Sie zog rasch die Jeans an, das einzige Kleidungsstück, das sie am Abend ausgezogen hatte, und schlüpfte in ihre Slipper. Dann schaute sie vorsichtig durch den Vorhang hinaus, der den Schlafraum von der Fahrerkabine trennte und den sie stets vor dem Schlafengehen zuzog.

Rechts vom vorderen Kotflügel des Lasters sah sie einen hellen Lichtschein, der von einer Taschenlampe stammen musste. Durch die beträchtliche Höhe des Trucks konnte sie allerdings nicht die Person sehen, die diese Lampe hielt.

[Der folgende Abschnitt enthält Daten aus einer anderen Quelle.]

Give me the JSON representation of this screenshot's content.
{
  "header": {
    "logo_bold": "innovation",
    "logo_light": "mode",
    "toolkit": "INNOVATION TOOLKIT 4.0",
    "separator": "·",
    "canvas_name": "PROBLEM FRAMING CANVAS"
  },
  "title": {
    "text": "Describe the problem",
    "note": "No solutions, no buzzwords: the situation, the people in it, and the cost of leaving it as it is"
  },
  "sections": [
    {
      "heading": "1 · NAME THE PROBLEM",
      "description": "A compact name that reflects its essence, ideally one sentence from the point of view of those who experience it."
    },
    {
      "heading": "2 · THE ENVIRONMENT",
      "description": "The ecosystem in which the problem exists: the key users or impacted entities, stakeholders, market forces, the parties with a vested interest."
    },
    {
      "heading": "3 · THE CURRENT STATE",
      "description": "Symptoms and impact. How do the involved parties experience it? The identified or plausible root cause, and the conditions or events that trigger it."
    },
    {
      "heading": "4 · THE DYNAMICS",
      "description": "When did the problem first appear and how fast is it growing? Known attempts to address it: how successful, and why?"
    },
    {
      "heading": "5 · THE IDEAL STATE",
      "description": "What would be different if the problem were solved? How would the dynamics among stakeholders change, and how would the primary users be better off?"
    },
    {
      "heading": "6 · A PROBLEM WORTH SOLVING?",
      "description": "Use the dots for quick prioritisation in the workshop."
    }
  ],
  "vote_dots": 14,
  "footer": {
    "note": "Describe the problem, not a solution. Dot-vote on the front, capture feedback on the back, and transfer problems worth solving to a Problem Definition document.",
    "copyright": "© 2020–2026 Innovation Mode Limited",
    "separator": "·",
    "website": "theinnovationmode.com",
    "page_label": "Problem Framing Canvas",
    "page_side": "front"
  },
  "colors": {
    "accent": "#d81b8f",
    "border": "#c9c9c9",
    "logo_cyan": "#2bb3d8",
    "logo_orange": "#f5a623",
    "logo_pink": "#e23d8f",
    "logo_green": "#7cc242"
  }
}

Was sollte sie tun, wenn man ihre Reifen zerstach? Das Klügste wäre es, sofort hinter das Lenkrad zu schlüpfen und auf der Stelle loszufahren. Doch bevor sie noch eine Bewegung machen konnte, wurde der Wagen leicht erschüttert. Irgendjemand war offensichtlich auf das Trittbrett ihres Lasters geklettert. Geistesgegenwärtig sprang sie auf den Beifahrersitz, die Pistole entsichert in der Hand. Sie würde es nicht zulassen, dass jemand ihren Truck beschädigte.

Sie starrte in das Licht, das jetzt direkt auf sie gerichtet war.

„Geh sofort von meinem Laster runter, oder du hast eine Kugel im Kopf“, schrie Sydney.

„Du darfst meinen Dad nicht erschießen!“, antwortete eine hohe, ängstliche Stimme.

Robert Morris, der Herzog von Hereford, hielt in seinem Aufstieg inne, so abrupt, dass er rückwärts auf dem Kies landete.

„Dad, ist alles in Ordnung?“ Penelope kam hinter dem Baum hervor, hinter dem sie sich versteckt hatte, und rannte zu ihrem Vater hinüber.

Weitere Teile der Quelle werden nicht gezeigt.